The Family Life Centre is like a '50s Russian trade show. It is full of ugly chemical colours and lotion-bottle shapes. Perhaps it's been furnished by donations from parish attics, but the stuff looks too new. They tell an elderly secretary why they're there and she tells them that Sister Angela will be taking their depositions.

Sister Angela looks sixty-something, with steel-grey hair and the eyes of a jaded loans officer. She wears a navy suit and a white blouse. There's a brassy brooch with a black cross at her throat.

“Mrs. Pearce, come in please. Mr. Adamson, you're very punctual, early in fact.”
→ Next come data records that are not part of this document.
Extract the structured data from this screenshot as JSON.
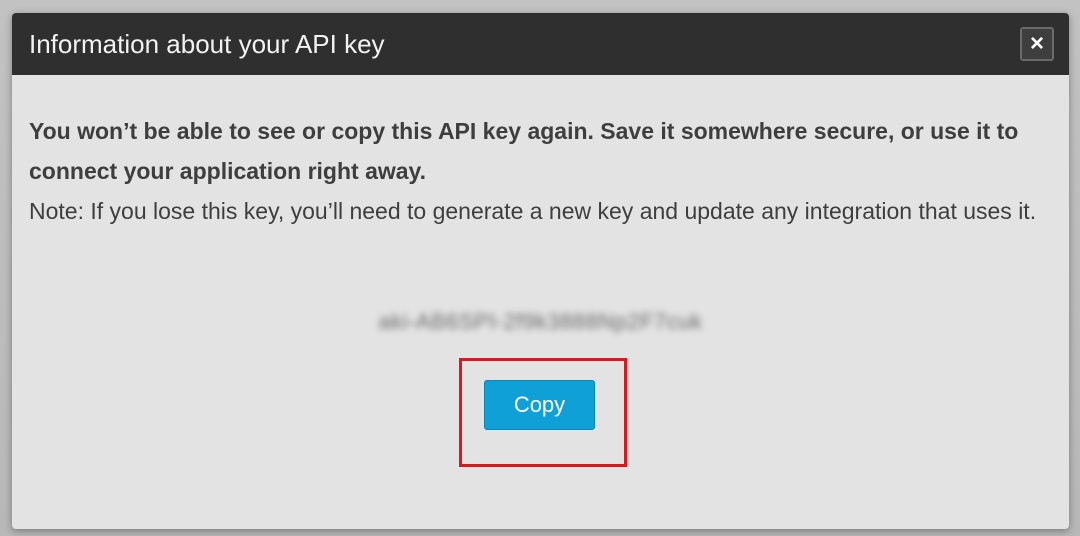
{
  "dialog": {
    "title": "Information about your API key",
    "close_label": "×",
    "warning_text": "You won’t be able to see or copy this API key again. Save it somewhere secure, or use it to connect your application right away.",
    "note_text": "Note: If you lose this key, you’ll need to generate a new key and update any integration that uses it.",
    "api_key_masked": "aki-AB6SPI-2f9k3888Np2F7cuk",
    "copy_button_label": "Copy"
  },
  "colors": {
    "header_bg": "#2f2f2f",
    "body_bg": "#e3e3e3",
    "copy_button": "#0fa0d8",
    "highlight_border": "#e0161e"
  },
  "icons": {
    "close": "close-icon"
  }
}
“I know,” Gerry says apologetically. “I left myself time to get lost and then didn't. I'll just wait right here.”

Sister Angela nods and takes Patricia into an inner office. Gerry picks up an old issue of
Canadian Living
and reads about all the great things you can do with pinto beans. The elderly secretary answers her phone once and goes to a sideboard where there's an electric urn of hot water. She makes an instant coffee in a plastic cup in an orange holder and takes it in to where Patricia is doing her thing. The air has a waxy smell. Gerry is almost dozing when his turn comes.